The Federal Aviation Association (FAA) was created in order to protect air travelers from airplane crashes and airplane crash injuries – to keep those in flight safe until they reach their destination. But even in the government agency’s short history, the FAA has faced a number of controversies that have many questioning whether or not they are doing enough to prevent aircraft accidents.
Just last month, witness testimonies before Congress revealed that the FAA may be ignoring insider whistle-blowing – whether or not those blowing the whistle have valid concerns about aircraft safety or airline regulations.
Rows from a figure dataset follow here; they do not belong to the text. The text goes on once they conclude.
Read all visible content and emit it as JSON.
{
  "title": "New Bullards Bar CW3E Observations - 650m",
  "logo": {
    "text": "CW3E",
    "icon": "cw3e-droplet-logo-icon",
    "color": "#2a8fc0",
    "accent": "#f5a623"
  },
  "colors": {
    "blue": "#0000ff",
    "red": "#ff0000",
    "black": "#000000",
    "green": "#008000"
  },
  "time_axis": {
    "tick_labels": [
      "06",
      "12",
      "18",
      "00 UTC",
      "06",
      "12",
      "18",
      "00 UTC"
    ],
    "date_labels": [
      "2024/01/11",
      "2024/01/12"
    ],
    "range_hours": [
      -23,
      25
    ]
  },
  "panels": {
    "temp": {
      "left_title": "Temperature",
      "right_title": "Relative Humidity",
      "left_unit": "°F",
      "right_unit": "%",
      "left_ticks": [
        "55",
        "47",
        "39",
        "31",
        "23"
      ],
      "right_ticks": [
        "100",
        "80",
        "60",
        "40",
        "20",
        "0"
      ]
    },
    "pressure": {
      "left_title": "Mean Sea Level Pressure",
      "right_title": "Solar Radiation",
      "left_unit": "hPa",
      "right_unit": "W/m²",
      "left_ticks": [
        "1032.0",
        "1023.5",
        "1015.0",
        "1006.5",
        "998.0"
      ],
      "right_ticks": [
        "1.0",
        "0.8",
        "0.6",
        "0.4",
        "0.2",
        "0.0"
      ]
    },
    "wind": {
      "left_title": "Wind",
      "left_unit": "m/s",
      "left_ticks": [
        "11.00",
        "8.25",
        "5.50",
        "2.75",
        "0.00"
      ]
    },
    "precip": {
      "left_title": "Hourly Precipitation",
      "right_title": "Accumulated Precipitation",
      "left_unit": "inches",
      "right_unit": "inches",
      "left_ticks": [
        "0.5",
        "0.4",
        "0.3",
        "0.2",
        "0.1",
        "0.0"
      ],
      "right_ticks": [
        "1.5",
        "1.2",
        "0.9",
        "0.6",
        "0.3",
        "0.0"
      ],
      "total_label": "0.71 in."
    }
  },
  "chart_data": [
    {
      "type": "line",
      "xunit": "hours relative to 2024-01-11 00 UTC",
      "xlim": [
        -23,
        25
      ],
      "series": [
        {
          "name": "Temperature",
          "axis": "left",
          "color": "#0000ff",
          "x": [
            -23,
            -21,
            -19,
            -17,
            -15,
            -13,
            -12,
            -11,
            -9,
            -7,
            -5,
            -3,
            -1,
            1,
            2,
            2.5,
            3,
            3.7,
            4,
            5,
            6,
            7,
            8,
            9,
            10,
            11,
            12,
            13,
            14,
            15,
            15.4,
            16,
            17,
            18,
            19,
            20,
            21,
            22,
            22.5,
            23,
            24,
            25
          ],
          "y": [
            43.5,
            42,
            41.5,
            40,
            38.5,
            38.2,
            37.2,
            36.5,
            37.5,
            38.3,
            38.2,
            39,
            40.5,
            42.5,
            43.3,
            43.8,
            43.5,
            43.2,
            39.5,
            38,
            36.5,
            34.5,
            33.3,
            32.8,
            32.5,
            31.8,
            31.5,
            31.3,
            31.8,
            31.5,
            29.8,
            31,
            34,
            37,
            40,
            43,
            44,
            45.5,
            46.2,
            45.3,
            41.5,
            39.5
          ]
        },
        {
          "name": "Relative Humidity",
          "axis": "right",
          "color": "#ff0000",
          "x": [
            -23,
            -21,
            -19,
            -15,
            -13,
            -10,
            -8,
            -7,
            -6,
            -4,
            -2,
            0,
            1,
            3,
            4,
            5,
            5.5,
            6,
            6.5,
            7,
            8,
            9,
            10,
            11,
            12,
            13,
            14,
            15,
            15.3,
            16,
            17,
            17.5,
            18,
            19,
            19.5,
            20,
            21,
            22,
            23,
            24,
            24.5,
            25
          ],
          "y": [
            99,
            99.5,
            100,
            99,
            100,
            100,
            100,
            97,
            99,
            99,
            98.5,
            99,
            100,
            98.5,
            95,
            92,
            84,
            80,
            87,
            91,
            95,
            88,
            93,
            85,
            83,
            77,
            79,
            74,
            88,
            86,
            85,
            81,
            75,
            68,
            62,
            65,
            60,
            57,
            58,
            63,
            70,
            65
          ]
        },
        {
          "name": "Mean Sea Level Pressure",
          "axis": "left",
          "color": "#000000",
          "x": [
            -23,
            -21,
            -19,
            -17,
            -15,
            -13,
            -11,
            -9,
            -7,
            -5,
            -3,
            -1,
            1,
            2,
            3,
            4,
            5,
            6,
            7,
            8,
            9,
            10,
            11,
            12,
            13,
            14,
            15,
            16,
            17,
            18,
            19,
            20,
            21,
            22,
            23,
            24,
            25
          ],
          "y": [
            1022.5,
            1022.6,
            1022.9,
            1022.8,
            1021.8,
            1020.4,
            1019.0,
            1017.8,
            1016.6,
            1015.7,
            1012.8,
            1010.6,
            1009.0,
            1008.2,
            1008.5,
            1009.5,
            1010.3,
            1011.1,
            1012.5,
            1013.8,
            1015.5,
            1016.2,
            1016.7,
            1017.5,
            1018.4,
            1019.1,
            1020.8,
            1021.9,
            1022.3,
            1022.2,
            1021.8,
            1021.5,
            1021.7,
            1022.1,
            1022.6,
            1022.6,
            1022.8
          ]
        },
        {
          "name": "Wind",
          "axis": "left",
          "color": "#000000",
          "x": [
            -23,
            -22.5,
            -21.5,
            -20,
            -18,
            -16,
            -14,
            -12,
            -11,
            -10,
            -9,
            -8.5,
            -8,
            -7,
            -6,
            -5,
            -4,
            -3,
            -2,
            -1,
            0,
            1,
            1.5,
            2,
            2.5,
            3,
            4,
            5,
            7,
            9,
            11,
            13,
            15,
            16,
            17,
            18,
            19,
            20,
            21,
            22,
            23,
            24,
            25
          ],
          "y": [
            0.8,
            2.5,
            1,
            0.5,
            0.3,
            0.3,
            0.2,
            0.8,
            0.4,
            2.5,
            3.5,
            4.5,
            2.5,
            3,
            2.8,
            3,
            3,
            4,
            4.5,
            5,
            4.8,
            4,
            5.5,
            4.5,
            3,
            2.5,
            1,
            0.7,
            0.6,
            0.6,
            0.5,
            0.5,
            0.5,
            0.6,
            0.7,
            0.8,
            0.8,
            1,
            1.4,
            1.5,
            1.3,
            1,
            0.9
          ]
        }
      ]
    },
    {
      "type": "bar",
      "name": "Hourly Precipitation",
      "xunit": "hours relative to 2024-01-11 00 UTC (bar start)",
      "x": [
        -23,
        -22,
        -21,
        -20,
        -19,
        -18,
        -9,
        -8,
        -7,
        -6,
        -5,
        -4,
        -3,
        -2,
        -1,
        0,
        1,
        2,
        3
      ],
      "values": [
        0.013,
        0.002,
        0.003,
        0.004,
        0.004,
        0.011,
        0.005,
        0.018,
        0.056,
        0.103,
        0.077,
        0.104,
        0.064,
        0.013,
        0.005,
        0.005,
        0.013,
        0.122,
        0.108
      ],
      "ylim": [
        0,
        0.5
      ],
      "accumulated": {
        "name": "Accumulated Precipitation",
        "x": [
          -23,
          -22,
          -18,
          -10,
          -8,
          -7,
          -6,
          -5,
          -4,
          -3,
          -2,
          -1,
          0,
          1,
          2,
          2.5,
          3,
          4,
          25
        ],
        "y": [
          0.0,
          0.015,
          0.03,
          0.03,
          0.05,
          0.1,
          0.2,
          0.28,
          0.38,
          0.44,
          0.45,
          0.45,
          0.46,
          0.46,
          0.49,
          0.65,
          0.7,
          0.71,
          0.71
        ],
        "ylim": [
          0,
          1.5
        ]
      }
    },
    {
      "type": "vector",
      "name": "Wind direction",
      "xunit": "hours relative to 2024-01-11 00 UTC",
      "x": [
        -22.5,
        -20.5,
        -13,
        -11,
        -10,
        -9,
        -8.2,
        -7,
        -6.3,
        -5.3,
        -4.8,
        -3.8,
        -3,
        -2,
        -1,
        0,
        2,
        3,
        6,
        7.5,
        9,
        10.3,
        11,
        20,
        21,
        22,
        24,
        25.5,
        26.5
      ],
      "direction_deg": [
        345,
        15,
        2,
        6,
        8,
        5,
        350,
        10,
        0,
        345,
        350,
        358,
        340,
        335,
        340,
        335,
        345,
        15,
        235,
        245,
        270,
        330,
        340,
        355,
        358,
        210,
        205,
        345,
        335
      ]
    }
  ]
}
Others believe that the FAA has been influenced too much by lobbyists who have been hired by commercial airlines to promote company goals and success instead of passenger safety.
In 1996, the crash of a ValuJet carrying 110 passengers raised public awareness of some of the flaws of the FAA. Many said that the federal agency was not forward with the public regarding the cause of the plane crash, while others blamed federal regulations that allowed for outside contractors to perform maintenance on commercial aircraft. Another problem was that in 1996, the FAA had a dual purpose – to investigate airplane accidents and to promote flying to the American public. Luckily, today this conflict of interests no longer exists.
Over the years, Congress has passed a wide array of FAA reform legislation – much of which has helped the often-criticized agency improve its operations – but much more work needs to be done.